Anayasa Mahkemesi uzayan iş davaları hakkında çok önemli bir karara imza attı. Mahkeme, davası 9 yılı aşkın süredir devam eden bir kamyon şoförünün makul sürede yargılanma hakkının gasp edilmesi dolayısıyla 19.450 TL manevi tazminat ödenmesine hükmetti. İşçinin makul sürede yargılanmaması nedeniyle devletin tazminat kararı çıktı.
Bu karar emsal olacak nitelikte. Özellikle işe iade, hizmet tespiti, mobbing gibi davalar mahkemelerin iş yükü nedeniyle çok uzun sürüyor. Böyle olunca da, işçiler davayı açtıklarına pişman oluyorlar. Bu karar sonrasında iş davalarında yeni yöntemlerin hayata geçirilmesi gündeme gelmeli.
Kanuna aykırı uzama
İş güvencesi kapsamında olan işçiler, yani en az 30 işçinin çalıştığı işyerlerinde 6 ay ve daha fazla süreyle çalışmış kişiler, işe iade davası açma hakkına sahipler. Bu davalar İş Kanunu’na göre seri muhakeme usulüyle 2 ay içerisinde sonuçlandırılmak durumunda. Ancak ne yazık ki, işe iade davaları 1 yıldan önce karara bağlanmıyor. Dava uzayınca işçi en fazla 4 aylık süreyle çalışmış gibi sayılacağı için ortaya ciddi bir mağduriyet çıkıyor.
Davanın uzaması işçinin eline geçecek paranın azalmasına neden oluyor. İşçiler dava sürerken yeni iş bulsalar bile davanın gidişatını olumsuz etkiler düşüncesiyle bu işte çalışmaya da başlayamadıkları için önemli bir mağduriyet söz konusu oluyor. Hizmet tespiti, mobbing gibi davalar için de aynı durum geçerli. Bu tip davaların uzaması da, işçilerin heveslerini kırıyor ve bir anlamda işverenin elini güçlendiriyor. “Nasıl olsa dava açsanız bile 2 yıldan önce sonuç alamazsınız” söylemiyle işverenler işçiler üzerinde baskı uyguluyorlar.

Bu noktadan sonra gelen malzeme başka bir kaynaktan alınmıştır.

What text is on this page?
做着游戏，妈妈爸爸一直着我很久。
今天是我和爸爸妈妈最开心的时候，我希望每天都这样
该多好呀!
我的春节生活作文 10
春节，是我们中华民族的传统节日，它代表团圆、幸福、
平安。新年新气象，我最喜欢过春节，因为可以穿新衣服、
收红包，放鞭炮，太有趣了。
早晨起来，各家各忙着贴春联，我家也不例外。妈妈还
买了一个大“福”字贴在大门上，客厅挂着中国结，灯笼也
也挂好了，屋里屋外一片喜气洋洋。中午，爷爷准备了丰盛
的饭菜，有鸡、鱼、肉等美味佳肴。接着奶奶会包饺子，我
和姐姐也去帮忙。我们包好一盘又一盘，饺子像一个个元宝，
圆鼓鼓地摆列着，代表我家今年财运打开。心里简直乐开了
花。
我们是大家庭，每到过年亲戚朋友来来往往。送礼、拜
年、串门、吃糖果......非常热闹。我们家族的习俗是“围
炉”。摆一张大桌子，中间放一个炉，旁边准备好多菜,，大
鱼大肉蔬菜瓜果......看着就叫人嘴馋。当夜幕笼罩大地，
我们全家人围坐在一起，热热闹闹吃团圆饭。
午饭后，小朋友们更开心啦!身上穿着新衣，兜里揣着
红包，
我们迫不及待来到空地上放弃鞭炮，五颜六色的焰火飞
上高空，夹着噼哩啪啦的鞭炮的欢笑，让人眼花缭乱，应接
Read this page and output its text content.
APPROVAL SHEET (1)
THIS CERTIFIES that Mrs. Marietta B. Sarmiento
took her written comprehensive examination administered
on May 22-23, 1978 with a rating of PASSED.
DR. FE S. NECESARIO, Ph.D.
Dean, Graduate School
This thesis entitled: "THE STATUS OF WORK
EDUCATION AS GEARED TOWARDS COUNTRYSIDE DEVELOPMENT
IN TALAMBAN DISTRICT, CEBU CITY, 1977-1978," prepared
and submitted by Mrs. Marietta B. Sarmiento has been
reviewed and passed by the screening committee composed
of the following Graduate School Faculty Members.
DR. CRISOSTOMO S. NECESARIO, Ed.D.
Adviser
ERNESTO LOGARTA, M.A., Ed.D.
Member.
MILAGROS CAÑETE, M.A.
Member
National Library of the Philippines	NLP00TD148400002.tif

Anayasa Mahkemesi’nin bu kararı bireysel nitelikte bir karar. Yani, bir tek Anayasa Mahkemesine dava açan kişiyi kapsar. Ancak bu karar, davası makul süre içerisinde sonuçlanmayan bütün işçiler için emsal teşkil edebilir. Anayasa Mahkemesi bu konuda makul yargılanma süresinin ne olduğu konusunda net bir zaman zikretmiyor. Dolayısıyla, davası uzayan işçilerin manevi tazminat hakkı, kendi durumları üzerinden değerlendirilecektir. Yani, her işçi için aynı karar çıkmayabilir. Ancak hizmet tespiti davasının 6 yıl, işe iadenin 2 yıl ve üzerinde sürmesi makul sürede yargılanma hakkının gaspı anlamına gelecektir. Dolayısıyla, bu karar pek çok işçi için emsal teşkil edebilir.
Bu nedenle devletin sürekli tazminat ödemekten kurtulmak için bir an önce iş davalarının kısa sürede çözülmesini sağlayacak adımları atması gerekmektedir. Bugün davayı işçi kazanmış olsa bile dava çok uzun sürdüğü için fayda sağlayamıyor. Yani geç gelen adalet, adalet olmuyor. Bu nedenle atılacak yeni adımlar hem işverenleri, hem işçileri, hem de devleti koruyacak adımlar olacaktır.
ALO 170 çalışıyor
İşçi ile işveren anlaşmazlıklarında çalışma ilişkisi sonlanmadan bazı sorunların giderilmesi konusunda ALO 170 hattı etkili bir mekanizma. 2013 yılında ALO 170 hattına gelen yaklaşık 6.8 milyon çağrının 6.1 milyonu karşılanmış. Yani bu çağrılara cevap verilmiş ve konu olumlu veya olumsuz sonuçlanmış. ALO 170’e en çok rapor parası konusunda çağrı gelmiş. 1 milyondan fazla çağrı rapor parası ile ilgili. Hizmet dökümü, normal çalışma ücretleri, kıdem tazminatı, ve “ne zaman emekli olabilirim” soruları ALO 170’e en çok gelen çağrılar arasında.